Il n'y a plus d'autre espoir puisque nous sommes les derniers.
C'est dans cette situation qu'ici encore
retentit la nouvelle inespérée: « Je suis le
Dernier», Celui qui vient derrière, Celui qui ferme la
marche. Jésus-Christ est notre arrière-garde. Si nous
l'entendons, il n'est alors plus possible que nous soyons les
derniers, nulle part, même si nous sommes assis depuis
longtemps sur le bord de la route à ne plus pouvoir avancer.
Où que nous nous arrêtions, n'en pouvant plus, Il est
encore derrière. Nous ne pouvons aller nulle part sans qu'Il
soit derrière nous. Mais comment Lui, qui est le premier dans
sa résurrection, peut-Il être aussi le dernier ? Autant
demander comment Lui, vivant aux siècles des siècles,
peut être mort, sérieusement mort et maudit sur la croix
? Pourtant, c'est la vérité. Le premier, le Prince de
la vie, est aussi le dernier. Il l'est sur la Croix,
réellement. S'il n'était pas mort, mais s'Il
était descendu de la croix, alors nous, en mourant, nous
serions derrière Lui. S'il n'était pas mort, il
resterait quelque chose derrière Lui. Mais comme Il peut dire:
« J'ai été mort», il peut dire aussi:
«Je suis le dernier. Quoi qu'il t'arrive, et même si tu es
définitivement arrêté dans un cercueil,
même si tu es dans l'impossibilité de jamais rejoindre
la colonne des vivants, c'est Moi, c'est Moi quand même qui
ferme la marche, c'est Moi qui te ramasse, - c'est Moi qui suis
toujours et quoi qu'il arrive le dernier, absolument le dernier,
puisque jamais personne ne pourra être derrière,
là où j'ai été sur la croix. »
Ainsi, quand Esaïe proclamait aux captifs de Babylone:
«L'Eternel, le Dieu d'Israël ouvrira votre marche, et
l'Eternel fermera votre marche, ce n'était pas seulement une
image, c'était déjà la réalité de
Jésus-Christ. C'était Pâques l'avant. garde et
Vendredi-Saint l'arrière-garde.
Mais laissons-nous toucher mieux encore par
cette Parole: regardons notre vie. Où commence-t-elle et
où finit-elle ? Nous avons beau chercher, nous ne savons pas
où nous commençons et où nous finissons. Nous ne
savons pas d'où nous venons ni où nous allons. Nous
n'avons ni commencement ni fin. C'est notre malheur insondable : ne
venir de nulle part et n'aller nulle part; il n'est rien de pis.

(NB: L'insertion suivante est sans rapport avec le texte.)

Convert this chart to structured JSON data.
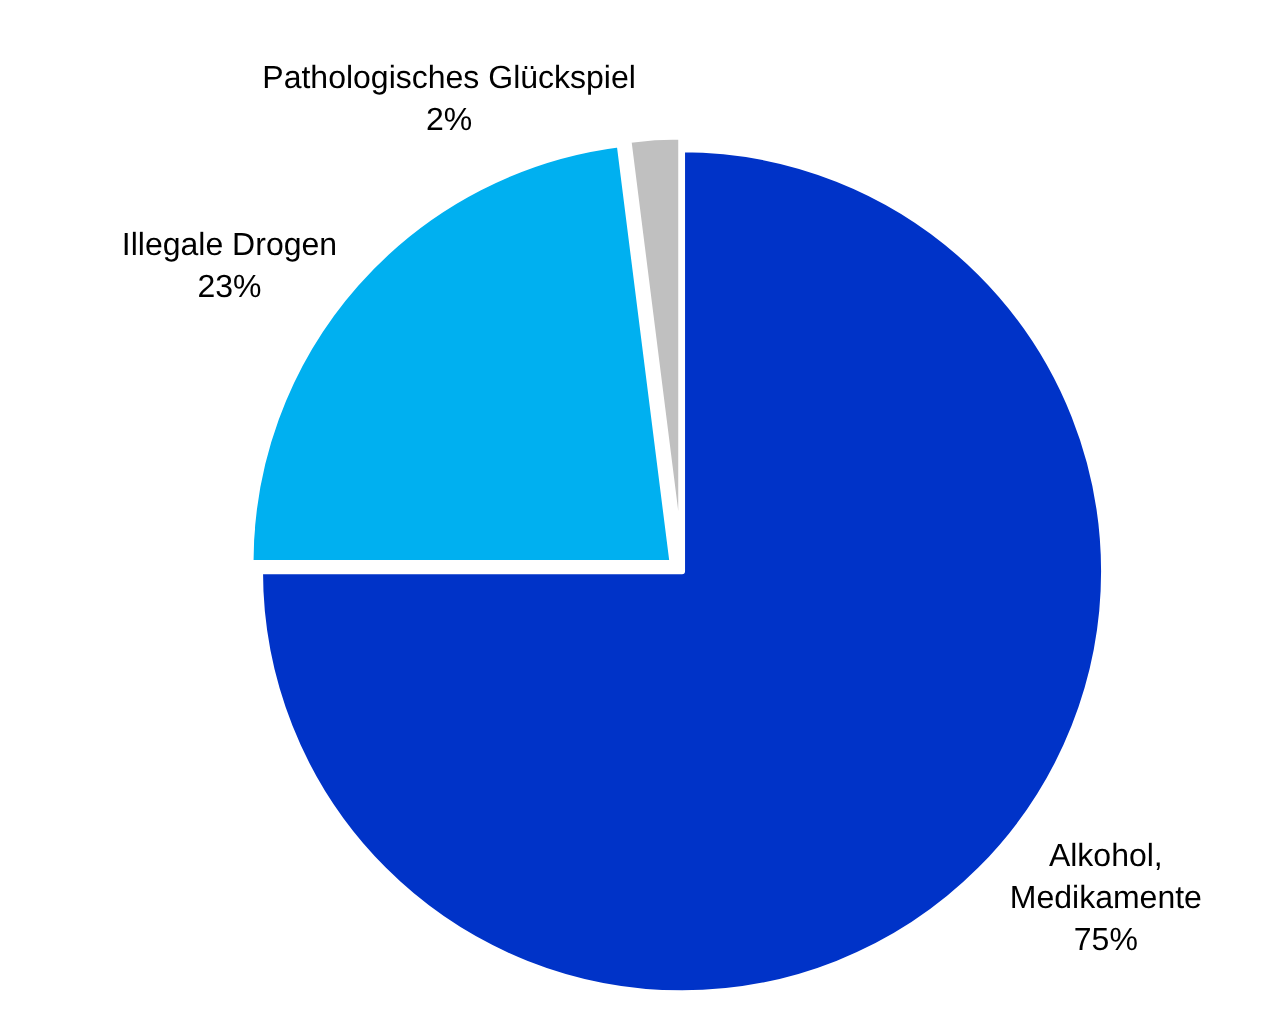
{
  "chart_data": {
    "type": "pie",
    "categories": [
      "Alkohol, Medikamente",
      "Illegale Drogen",
      "Pathologisches Glückspiel"
    ],
    "values": [
      75,
      23,
      2
    ],
    "colors": [
      "#0033c8",
      "#00b0f0",
      "#c0c0c0"
    ],
    "value_labels": [
      "75%",
      "23%",
      "2%"
    ],
    "legend": false
  }
}
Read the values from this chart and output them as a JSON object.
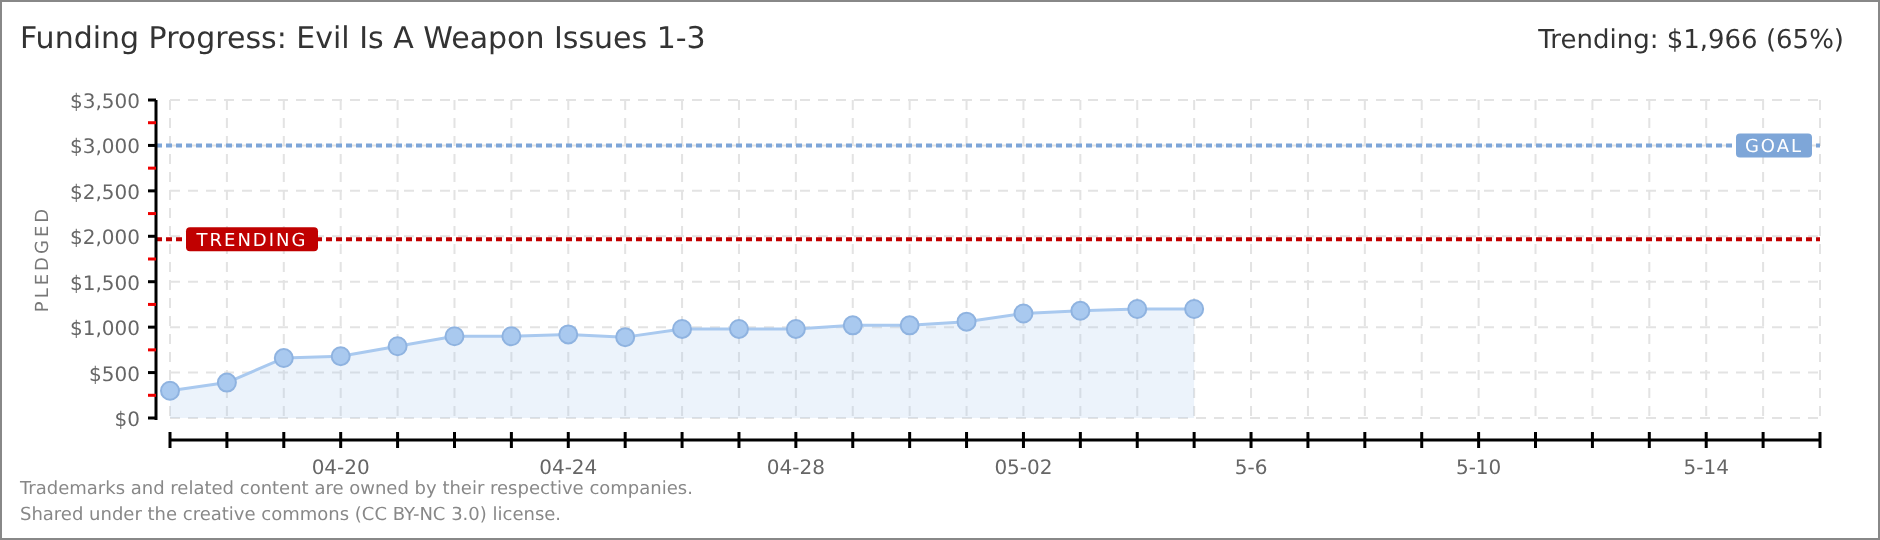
{
  "chart_data": {
    "type": "area",
    "title": "Funding Progress: Evil Is A Weapon Issues 1-3",
    "subtitle": "Trending: $1,966 (65%)",
    "ylabel": "PLEDGED",
    "x": [
      "--04-17",
      "--04-18",
      "--04-19",
      "--04-20",
      "--04-21",
      "--04-22",
      "--04-23",
      "--04-24",
      "--04-25",
      "--04-26",
      "--04-27",
      "--04-28",
      "--04-29",
      "--04-30",
      "--05-01",
      "--05-02",
      "--05-03",
      "--05-04",
      "--05-05"
    ],
    "series": [
      {
        "color": "#a9c9ef",
        "values": [
          300,
          390,
          660,
          680,
          790,
          900,
          900,
          920,
          890,
          980,
          980,
          980,
          1020,
          1020,
          1060,
          1150,
          1180,
          1200,
          1200
        ]
      }
    ],
    "xlim": [
      "--04-17",
      "--05-16"
    ],
    "xticks": [
      {
        "value": "--04-17",
        "label": null
      },
      {
        "value": "--04-18",
        "label": null
      },
      {
        "value": "--04-19",
        "label": null
      },
      {
        "value": "--04-20",
        "label": "04-20"
      },
      {
        "value": "--04-21",
        "label": null
      },
      {
        "value": "--04-22",
        "label": null
      },
      {
        "value": "--04-23",
        "label": null
      },
      {
        "value": "--04-24",
        "label": "04-24"
      },
      {
        "value": "--04-25",
        "label": null
      },
      {
        "value": "--04-26",
        "label": null
      },
      {
        "value": "--04-27",
        "label": null
      },
      {
        "value": "--04-28",
        "label": "04-28"
      },
      {
        "value": "--04-29",
        "label": null
      },
      {
        "value": "--04-30",
        "label": null
      },
      {
        "value": "--05-01",
        "label": null
      },
      {
        "value": "--05-02",
        "label": "05-02"
      },
      {
        "value": "--05-03",
        "label": null
      },
      {
        "value": "--05-04",
        "label": null
      },
      {
        "value": "--05-05",
        "label": null
      },
      {
        "value": "--05-06",
        "label": "5-6"
      },
      {
        "value": "--05-07",
        "label": null
      },
      {
        "value": "--05-08",
        "label": null
      },
      {
        "value": "--05-09",
        "label": null
      },
      {
        "value": "--05-10",
        "label": "5-10"
      },
      {
        "value": "--05-11",
        "label": null
      },
      {
        "value": "--05-12",
        "label": null
      },
      {
        "value": "--05-13",
        "label": null
      },
      {
        "value": "--05-14",
        "label": "5-14"
      },
      {
        "value": "--05-15",
        "label": null
      },
      {
        "value": "--05-16",
        "label": null
      }
    ],
    "ylim": [
      0,
      3500
    ],
    "yticks": [
      {
        "value": 0,
        "label": "$0"
      },
      {
        "value": 250,
        "label": null
      },
      {
        "value": 500,
        "label": "$500"
      },
      {
        "value": 750,
        "label": null
      },
      {
        "value": 1000,
        "label": "$1,000"
      },
      {
        "value": 1250,
        "label": null
      },
      {
        "value": 1500,
        "label": "$1,500"
      },
      {
        "value": 1750,
        "label": null
      },
      {
        "value": 2000,
        "label": "$2,000"
      },
      {
        "value": 2250,
        "label": null
      },
      {
        "value": 2500,
        "label": "$2,500"
      },
      {
        "value": 2750,
        "label": null
      },
      {
        "value": 3000,
        "label": "$3,000"
      },
      {
        "value": 3250,
        "label": null
      },
      {
        "value": 3500,
        "label": "$3,500"
      }
    ],
    "grid": true,
    "marker": "circle",
    "ref_lines": [
      {
        "axis": "y",
        "value": 3000,
        "label": "GOAL",
        "color": "#7ea6d8",
        "line_style": "dotted"
      },
      {
        "axis": "y",
        "value": 1966,
        "label": "TRENDING",
        "color": "#c00000",
        "line_style": "dotted"
      }
    ],
    "annotations": [
      "Trademarks and related content are owned by their respective companies.",
      "Shared under the creative commons (CC BY-NC 3.0) license."
    ]
  }
}
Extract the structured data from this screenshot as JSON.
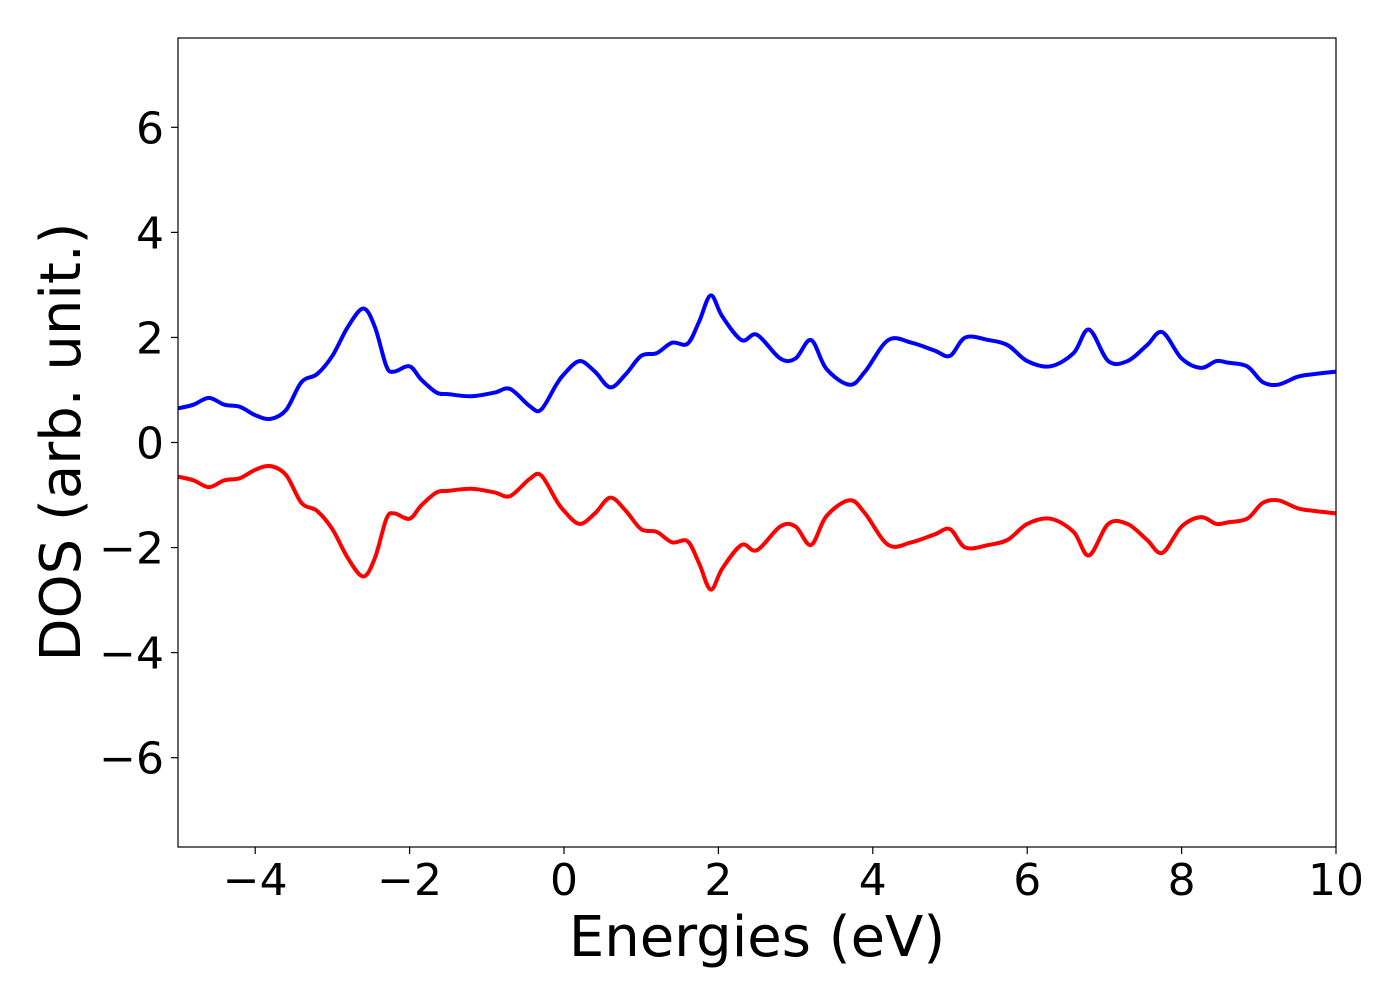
{
  "chart_data": {
    "type": "line",
    "title": "",
    "xlabel": "Energies (eV)",
    "ylabel": "DOS (arb. unit.)",
    "xlim": [
      -5,
      10
    ],
    "ylim": [
      -7.7,
      7.7
    ],
    "x_ticks": [
      -4,
      -2,
      0,
      2,
      4,
      6,
      8,
      10
    ],
    "x_tick_labels": [
      "−4",
      "−2",
      "0",
      "2",
      "4",
      "6",
      "8",
      "10"
    ],
    "y_ticks": [
      -6,
      -4,
      -2,
      0,
      2,
      4,
      6
    ],
    "y_tick_labels": [
      "−6",
      "−4",
      "−2",
      "0",
      "2",
      "4",
      "6"
    ],
    "grid": false,
    "legend": "none",
    "x": [
      -5.0,
      -4.8,
      -4.6,
      -4.4,
      -4.2,
      -4.0,
      -3.8,
      -3.6,
      -3.4,
      -3.2,
      -3.0,
      -2.8,
      -2.6,
      -2.45,
      -2.3,
      -2.2,
      -2.0,
      -1.85,
      -1.65,
      -1.5,
      -1.2,
      -0.9,
      -0.7,
      -0.45,
      -0.3,
      -0.1,
      0.0,
      0.2,
      0.4,
      0.6,
      0.8,
      1.0,
      1.2,
      1.4,
      1.6,
      1.75,
      1.9,
      2.05,
      2.3,
      2.5,
      2.8,
      3.0,
      3.2,
      3.4,
      3.7,
      3.9,
      4.2,
      4.5,
      4.8,
      5.0,
      5.2,
      5.5,
      5.75,
      6.0,
      6.3,
      6.6,
      6.8,
      7.05,
      7.3,
      7.55,
      7.75,
      8.0,
      8.25,
      8.45,
      8.6,
      8.85,
      9.05,
      9.25,
      9.5,
      9.7,
      10.0
    ],
    "series": [
      {
        "color": "#0000ff",
        "values": [
          0.65,
          0.72,
          0.85,
          0.72,
          0.68,
          0.52,
          0.45,
          0.62,
          1.15,
          1.3,
          1.65,
          2.2,
          2.55,
          2.2,
          1.45,
          1.35,
          1.45,
          1.2,
          0.95,
          0.92,
          0.88,
          0.95,
          1.02,
          0.7,
          0.62,
          1.1,
          1.3,
          1.55,
          1.35,
          1.05,
          1.3,
          1.65,
          1.7,
          1.9,
          1.88,
          2.3,
          2.8,
          2.4,
          1.95,
          2.05,
          1.6,
          1.6,
          1.95,
          1.4,
          1.1,
          1.35,
          1.95,
          1.9,
          1.75,
          1.65,
          2.0,
          1.95,
          1.85,
          1.55,
          1.45,
          1.7,
          2.15,
          1.55,
          1.55,
          1.85,
          2.1,
          1.6,
          1.42,
          1.55,
          1.52,
          1.45,
          1.15,
          1.1,
          1.25,
          1.3,
          1.35
        ]
      },
      {
        "color": "#ff0000",
        "values": [
          -0.65,
          -0.72,
          -0.85,
          -0.72,
          -0.68,
          -0.52,
          -0.45,
          -0.62,
          -1.15,
          -1.3,
          -1.65,
          -2.2,
          -2.55,
          -2.2,
          -1.45,
          -1.35,
          -1.45,
          -1.2,
          -0.95,
          -0.92,
          -0.88,
          -0.95,
          -1.02,
          -0.7,
          -0.62,
          -1.1,
          -1.3,
          -1.55,
          -1.35,
          -1.05,
          -1.3,
          -1.65,
          -1.7,
          -1.9,
          -1.88,
          -2.3,
          -2.8,
          -2.4,
          -1.95,
          -2.05,
          -1.6,
          -1.6,
          -1.95,
          -1.4,
          -1.1,
          -1.35,
          -1.95,
          -1.9,
          -1.75,
          -1.65,
          -2.0,
          -1.95,
          -1.85,
          -1.55,
          -1.45,
          -1.7,
          -2.15,
          -1.55,
          -1.55,
          -1.85,
          -2.1,
          -1.6,
          -1.42,
          -1.55,
          -1.52,
          -1.45,
          -1.15,
          -1.1,
          -1.25,
          -1.3,
          -1.35
        ]
      }
    ]
  }
}
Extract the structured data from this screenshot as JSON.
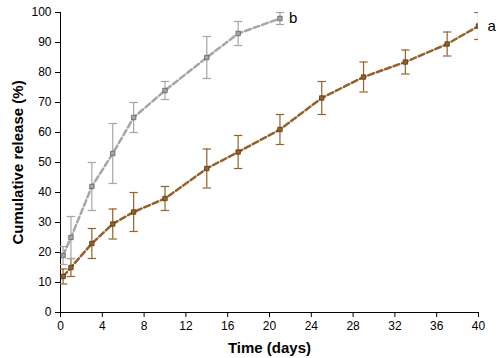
{
  "chart_data": {
    "type": "line",
    "x_label": "Time (days)",
    "y_label": "Cumulative release (%)",
    "xlim": [
      0,
      40
    ],
    "xticks": [
      0,
      4,
      8,
      12,
      16,
      20,
      24,
      28,
      32,
      36,
      40
    ],
    "ylim": [
      0,
      100
    ],
    "yticks": [
      0,
      10,
      20,
      30,
      40,
      50,
      60,
      70,
      80,
      90,
      100
    ],
    "series": [
      {
        "name": "a",
        "color": "#94622a",
        "marker": "square",
        "line_style": "dashed",
        "x": [
          0.25,
          1,
          3,
          5,
          7,
          10,
          14,
          17,
          21,
          25,
          29,
          33,
          37,
          40
        ],
        "values": [
          12,
          15,
          23,
          29.5,
          33.5,
          38,
          48,
          53.5,
          61,
          71.5,
          78.5,
          83.5,
          89.5,
          95.5
        ],
        "errors": [
          2.5,
          3,
          5,
          5,
          6.5,
          4,
          6.5,
          5.5,
          5,
          5.5,
          5,
          4,
          4,
          4.5
        ]
      },
      {
        "name": "b",
        "color": "#a6a6a6",
        "marker": "square",
        "line_style": "dashed",
        "x": [
          0.25,
          1,
          3,
          5,
          7,
          10,
          14,
          17,
          21
        ],
        "values": [
          19,
          25,
          42,
          53,
          65,
          74,
          85,
          93,
          98
        ],
        "errors": [
          3,
          7,
          8,
          10,
          5,
          3,
          7,
          4,
          2
        ]
      }
    ]
  }
}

C'est ce que la Bible appelle la mort. L'homme pécheur,
l'homme séparé de Dieu, c'est justement l'homme sans
commencement ni fin, sans origine et sans but. L'homme, gouttelette
perdue dans l'Océan des âges, caillou lancé dans
le silence éternel des espaces infinis, l'homme qui tombe
à jamais dans une histoire sans fond. Dieu seul peut vivre
sans commencement et sans fin. L'homme ne peut que mourir. Et ce fut
la tromperie effroyable du serpent dans le paradis (et ça
l'est tous les jours) de dire à Adam: se sera merveilleux pour
toi d'être comme Dieu, de n'avoir comme Dieu ni commencement,
ni fin, de n'avoir personne devant toi, ni derrière toi. Fais
un essai ! Goûte à cette liberté ! Goûte
à cet infini ! Adam a essayé et nous avons tous
essayé. Et cela n'a pas été merveilleux du
tout.
Pour l'homme, pour la créature,
être comme Dieu, n'avoir ni commencement ni fin, ni avant-garde
ni arrière-garde, cela n'est point la vie, mais la mort; cela
n'est point le salut, mais la perdition. Cela n'est point la joie,
mais l'angoisse. Et si nous sommes tous ici des hommes
pécheurs, des hommes morts, ce n'est pas que nous mentions ou
convoitions, ou dérobions, ce n'est pas que nous soyons des
gens immoraux ou irréligieux, c'est d'abord parce que nous
n'avons ni commencement ni fin. Voilà l'état que la
Bible appelle la perdition, notre état d'homme sans limite;
d'homme qui plonge indéfiniment ses pensées dans
l'univers et dans l'histoire, sans jamais rien trouver qui
l'arrête, sans parvenir à aucune frontière.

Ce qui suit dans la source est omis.